The family is among the many foreign nationals in Syrian camps and prisons run by Kurdish forces that reclaimed the war-torn region from the extremist Islamic State of Iraq and the Levant.
Bain has spoken with the family’s neighbours in al-Roj camp, and said she informed Global Affairs Canada of the fire.
Global Affairs told The Canadian Press it cannot comment on specific cases due to privacy considerations.
Bain, whose organization helps families with loved ones caught up in violent extremist groups, has been in regular touch with the woman for months. However, she has not heard directly from her since the fire.
Neighbours in the camp told Bain they are trying to help the family’s young children.
“I think the physical injuries are secondary to the to the trauma it’s put the mom through,” Bain said. “She’s at her wit’s end anyway, as you can well imagine.”
Lawyer Lawrence Greenspon, who has been trying to assist the family, said recently that the federal government will not help the Quebec woman return to Canada because officials believe she poses a security risk.
It means the woman, whose identity is not public, must stay in the camp with her children or send them without her on a pending flight to Canada, where they have no other family.
Greenspon said the government wrote on June 21 that the woman has “extremist ideological beliefs” that may lead her to act violently, and it could not ensure that no such conduct would occur in Canada.
He said the excuse was unacceptable, arguing the government could deal with the woman as needed through Canada’s justice system.

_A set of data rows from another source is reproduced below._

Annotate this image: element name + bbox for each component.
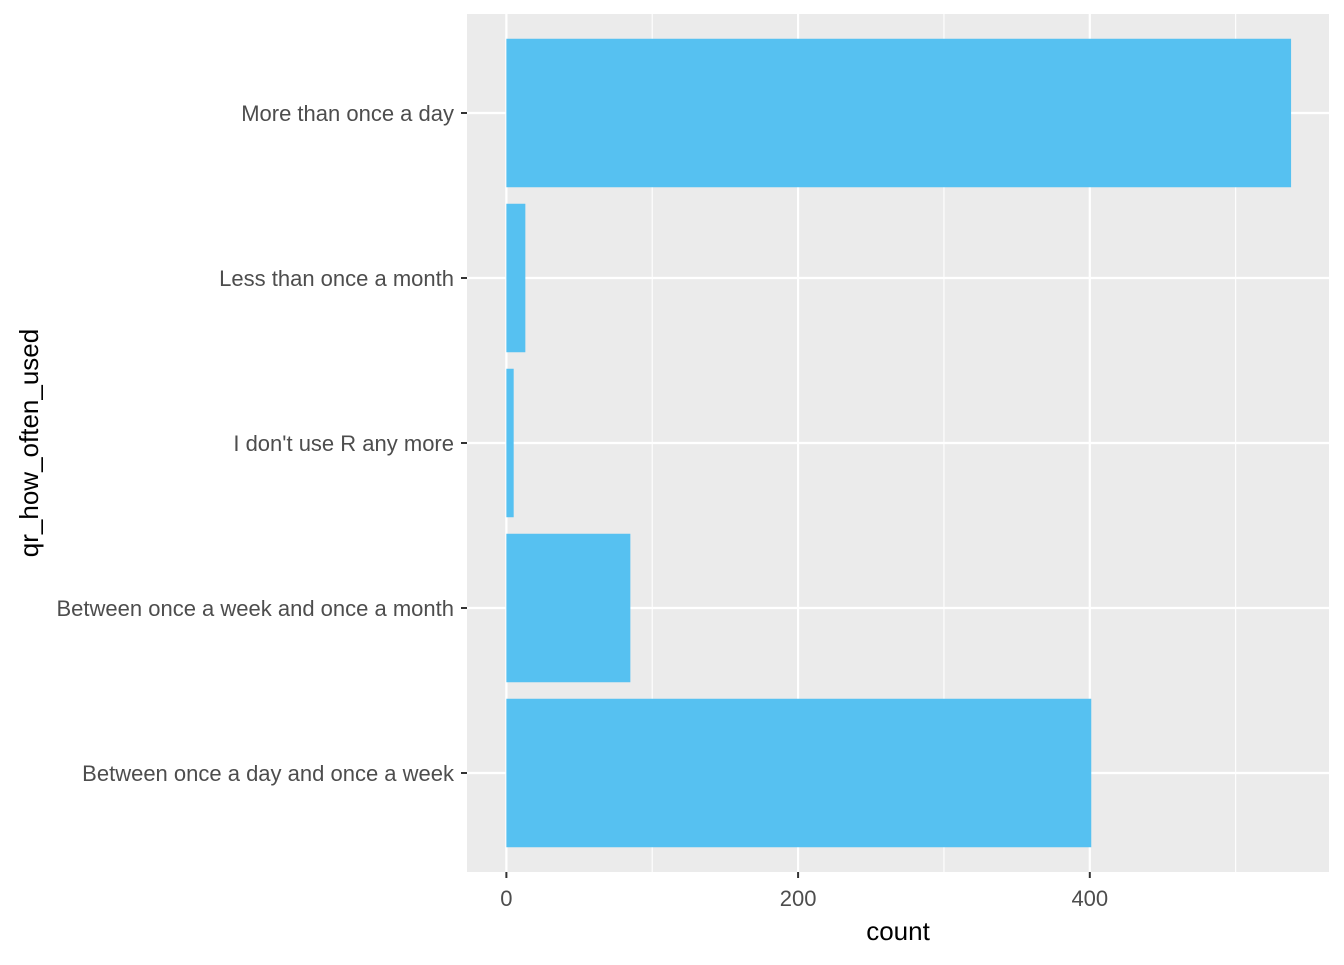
x-tick-label: 400 — [1071, 886, 1108, 911]
x-axis: 0 200 400 — [500, 872, 1108, 911]
bar — [506, 38, 1292, 188]
y-axis-title: qr_how_often_used — [14, 329, 44, 557]
y-tick-label: Between once a day and once a week — [82, 761, 455, 786]
bar — [506, 368, 514, 518]
x-tick-label: 0 — [500, 886, 512, 911]
bar — [506, 533, 631, 683]
y-tick-label: More than once a day — [241, 101, 454, 126]
y-axis: Between once a day and once a week Betwee… — [57, 101, 467, 786]
x-tick-label: 200 — [780, 886, 817, 911]
x-axis-title: count — [866, 916, 930, 946]
y-tick-label: Between once a week and once a month — [57, 596, 455, 621]
bar — [506, 203, 526, 353]
bars — [506, 38, 1292, 848]
bar — [506, 698, 1092, 848]
y-tick-label: Less than once a month — [219, 266, 454, 291]
y-tick-label: I don't use R any more — [233, 431, 454, 456]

Greenspon reached an agreement with the federal government earlier this year to bring home six Canadian women and 13 children from Syria who had initially been part of a legal action. Some of these 19 Canadians have already returned.
However, the Quebec woman was not part of the court case.
Another airlift facilitated by Canada is expected in early July, and Greenspon was hoping the woman and her children would be able to get on that flight.